The point system makes new users "addicted", in a sense, Stack Overflow becomes like a role-playing game (RPG), you stay here, try to earn points. Points are important, they're labeled "reputation", as if they indicate your level of expertise, as if it's a testimony to your skills.
Another Stack Overflow user, jgormley, discussed a downside of this system in another post, so I'm not going to repeat his argument, but I will present another downside, which I notice in myself, and in many answers:
People make half-assed not-well-informed answers to questions just so that they get points. Even if the answer is not really what the OP is looking for, it's as if they skimmed the question and didn't really get the point.
This, of course, is a side effect of trying to get points in any way, even by gaming the system.
The problem here is that a question will get many half-assed answers, none of which truly satisfies the question. Some readers will up-vote questions, 'just because', it looks like a good answer, even if it isn't. I also suspect that newcomers might 'sympathize' with their peers, thus voting for their answers as a curiosity to help them earn points, and probably expecting others to do the same for them (This is just a hunch on my side).
Anyway, even if no one up-votes any answer, you'll still end up with a question that has 10 answers, none of which really answers the question at all. The question will drown in a sea of questions and no one will notice it again, so it never gets answered.

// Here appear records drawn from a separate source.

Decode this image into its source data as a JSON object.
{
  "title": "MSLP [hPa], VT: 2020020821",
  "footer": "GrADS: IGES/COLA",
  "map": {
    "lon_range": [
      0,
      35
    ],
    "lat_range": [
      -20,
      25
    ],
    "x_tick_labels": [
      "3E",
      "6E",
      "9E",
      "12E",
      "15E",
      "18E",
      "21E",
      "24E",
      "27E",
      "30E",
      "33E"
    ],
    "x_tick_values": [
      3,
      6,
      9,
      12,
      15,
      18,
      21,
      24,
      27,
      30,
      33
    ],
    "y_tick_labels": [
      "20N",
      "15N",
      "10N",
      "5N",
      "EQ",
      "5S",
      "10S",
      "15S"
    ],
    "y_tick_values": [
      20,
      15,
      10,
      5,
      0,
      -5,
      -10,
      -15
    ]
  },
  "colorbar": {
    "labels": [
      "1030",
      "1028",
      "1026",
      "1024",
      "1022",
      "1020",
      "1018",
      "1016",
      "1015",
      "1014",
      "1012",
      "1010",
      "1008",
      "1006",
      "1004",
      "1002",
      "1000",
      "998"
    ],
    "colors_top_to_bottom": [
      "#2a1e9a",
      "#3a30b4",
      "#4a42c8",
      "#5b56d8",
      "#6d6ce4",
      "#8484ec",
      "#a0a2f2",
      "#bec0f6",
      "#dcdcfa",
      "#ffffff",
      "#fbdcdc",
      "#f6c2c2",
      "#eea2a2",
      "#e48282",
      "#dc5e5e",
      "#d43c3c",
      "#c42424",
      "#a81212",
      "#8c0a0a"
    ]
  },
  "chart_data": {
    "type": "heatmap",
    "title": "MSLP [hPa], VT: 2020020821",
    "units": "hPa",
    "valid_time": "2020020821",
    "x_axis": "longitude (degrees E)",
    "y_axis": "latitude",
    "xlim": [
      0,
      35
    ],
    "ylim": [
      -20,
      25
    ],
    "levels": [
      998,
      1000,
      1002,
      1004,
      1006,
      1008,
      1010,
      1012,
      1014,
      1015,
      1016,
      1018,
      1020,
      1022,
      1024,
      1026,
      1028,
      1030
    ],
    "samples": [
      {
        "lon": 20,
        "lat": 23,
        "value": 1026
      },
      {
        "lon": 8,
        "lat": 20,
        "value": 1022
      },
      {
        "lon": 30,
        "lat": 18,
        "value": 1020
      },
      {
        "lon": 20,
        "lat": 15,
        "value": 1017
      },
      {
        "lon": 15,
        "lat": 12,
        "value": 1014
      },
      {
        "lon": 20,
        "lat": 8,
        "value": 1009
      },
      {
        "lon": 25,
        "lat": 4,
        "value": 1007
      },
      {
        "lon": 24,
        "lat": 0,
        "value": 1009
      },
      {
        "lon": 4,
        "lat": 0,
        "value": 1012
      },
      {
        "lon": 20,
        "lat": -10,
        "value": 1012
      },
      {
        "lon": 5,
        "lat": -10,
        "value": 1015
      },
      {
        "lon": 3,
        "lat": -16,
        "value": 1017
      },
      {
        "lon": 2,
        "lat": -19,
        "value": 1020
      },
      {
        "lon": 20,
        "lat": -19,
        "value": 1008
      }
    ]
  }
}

The proper way to fight that is to down-vote stupid half-assed answers, but that's where the other problem comes in:
The system punishes you for downvoting, as if you shouldn't do it! It also doesn't punish the poster enough to prevent him from posting a stupid answer. This happened to me once, I made a half-assed answer to a question, and it got downvoted! You know what? I didn't delete my answer, because my ego tells me "shutup dude, my answer is good!", and it got downvoted again, but who cares, -4 points won't hurt, so my ego still insisted to keeping the not-well-informed answer. Now if it was -5 or -8, then I would've probably deleted my answer, or at least gave it a bit more thought.